Following these new rules We then have a simple campaign system which contains detailed descriptions and maps for 15 battles which may be run as one-off scenarios or as part of a campaign using the rules included.
Many classic battles of the Dark Ages are covered here including at the beginning of the period King Arthur’s famous stand at Badon Hill, and at the end the mass multi-army pile up of Brunanburh in 937AD.
The Book concludes with army lists for: The Early Saxons, the British, Picts, Gaels, Vikings, Late Saxons and Irish-Norse.

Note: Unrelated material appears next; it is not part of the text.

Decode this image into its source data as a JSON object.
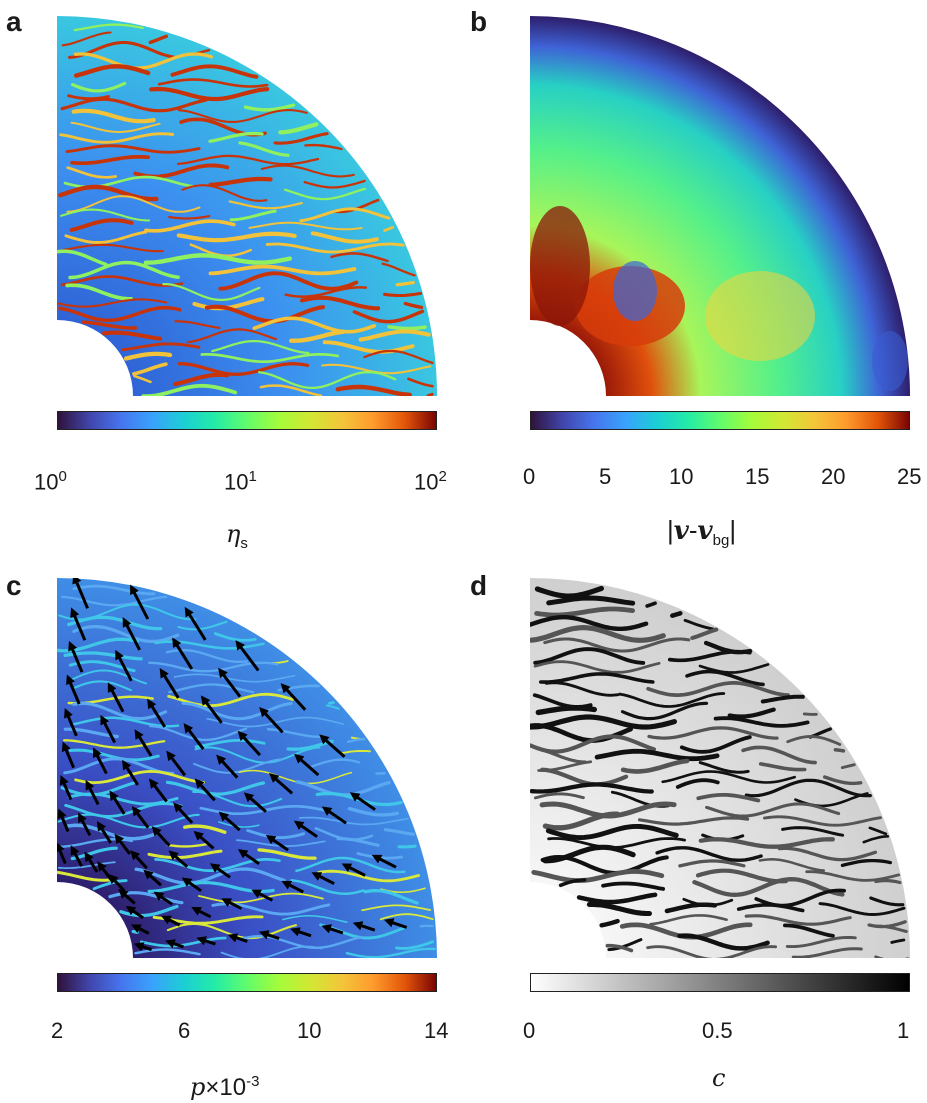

The new Shieldwall supplement serves to bring more than a touch of the Dark Ages to the Hail Caesar rules system. It intentionally scales back the overall ‘size’ of the armies but retains the best aspects of the core rules: getting plenty of toys on the table and finishing the game in time for a visit to the pub.
The balance of historical insight and practical gaming rules is well thought out, with a good account of each type of warrior. In addition, the inclusion of the 7 army lists enables you to field warbands from most of the major nations of the era.
This is the first of two volumes dealing with the Dark Ages, with the yet to be released Volume 2 detailing the period from 1000 to 1066 AD.
Overall, this is a useful resource for those looking to game one particular period in more detail with added ‘flavour’.